Scappaticci – balancing prejudice to criminal investigations against prejudice arising from delay caused by a stay to civil proceedings .
07 October 2021
As a general rule criminal investigations and proceedings will take priority over coroner’s inquests, regulatory proceedings and/or civil proceedings arising out of the same facts.
The position becomes more complicated where
(i) the events being considered date back to the 1980s and 1990s and concern allegations in respect of an alleged government agent in the IRA, Freddie Scappaticci, said to be known as Stakeknife,
(ii) numerous criminal investigations, both into the alleged underlying offences and the investigation of those offences, have started and concluded,
(iii) in some cases criminal convictions were overturned by the Court of Appeal over 10 years ago,
(iv) some of the civil claims were commenced over 10 years ago, and
(v) a wide ranging new criminal investigation (Operation Kenova) commenced in 2016 and any criminal trials that may arise from Kenova are unlikely to conclude for a number of years.
On 23rd September 2021 Mr Justice Horner handed down the long-awaited judgment as to whether the numerous civil claims concerning Mr Scappaticci could proceed or whether there would be further significant delay through them being stayed whist Opertaion Kenova continued. Horner J rejected a stay. The full judgment as well as a summary are available.

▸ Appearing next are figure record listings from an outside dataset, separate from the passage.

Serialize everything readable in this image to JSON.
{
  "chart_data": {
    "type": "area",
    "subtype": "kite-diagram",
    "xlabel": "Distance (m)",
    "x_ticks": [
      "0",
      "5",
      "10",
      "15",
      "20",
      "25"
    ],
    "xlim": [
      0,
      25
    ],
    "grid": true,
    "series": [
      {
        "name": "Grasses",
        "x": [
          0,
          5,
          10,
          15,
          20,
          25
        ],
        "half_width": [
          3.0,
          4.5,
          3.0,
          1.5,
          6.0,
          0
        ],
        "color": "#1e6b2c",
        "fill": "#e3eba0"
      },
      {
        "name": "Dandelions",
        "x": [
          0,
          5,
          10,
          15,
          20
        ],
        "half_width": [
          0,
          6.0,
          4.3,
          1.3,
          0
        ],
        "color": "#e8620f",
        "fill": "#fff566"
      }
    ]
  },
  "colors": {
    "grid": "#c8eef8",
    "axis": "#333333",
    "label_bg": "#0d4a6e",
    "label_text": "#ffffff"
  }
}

In considering the application for a stay Horner J set out in some detail the background and competing arguments before turning to the legal principles. In considering the legal principles he considered the ‘overriding objective’, Article 6 of the European Convention on Human Rights and the European and domestic case law on delay and disclosure. He further took into account that these were civil proceedings where applications had been or would be made for closed material procedures pursuant to section 6 of the Justice and Security Act 2013.
He noted the proposals in the recent government Command Paper ‘Addressing the Legacy of Northern Ireland’s Past’ but perhaps unsurprisingly stated it would be wrong to take into account potential legislation not as yet drafted.
In reaching his conclusion he accepted that there was no ‘detriment free route open to the court’  and importantly set out that a ‘do nothing approach’ was not consistent with the ‘overriding objective’ .
Having taken all matters into account the application for a stay was rejected on the basis of the prejudice it would cause to the civil proceedings but only because the prejudice to the criminal investigations could be limited through the use of the closed material procedure and withing that ring-fencing of what material should be disclosed.
The judgment does not allow for the civil proceedings to continue unfettered but does allow progress to be made in those proceedings whilst the criminal investigations continue. At the end of the judgment  Horner J set out general directions as to how the proceedings should proceed.
Martin Goudie QC is one of the Special Advocates appointed in the civil proceedings.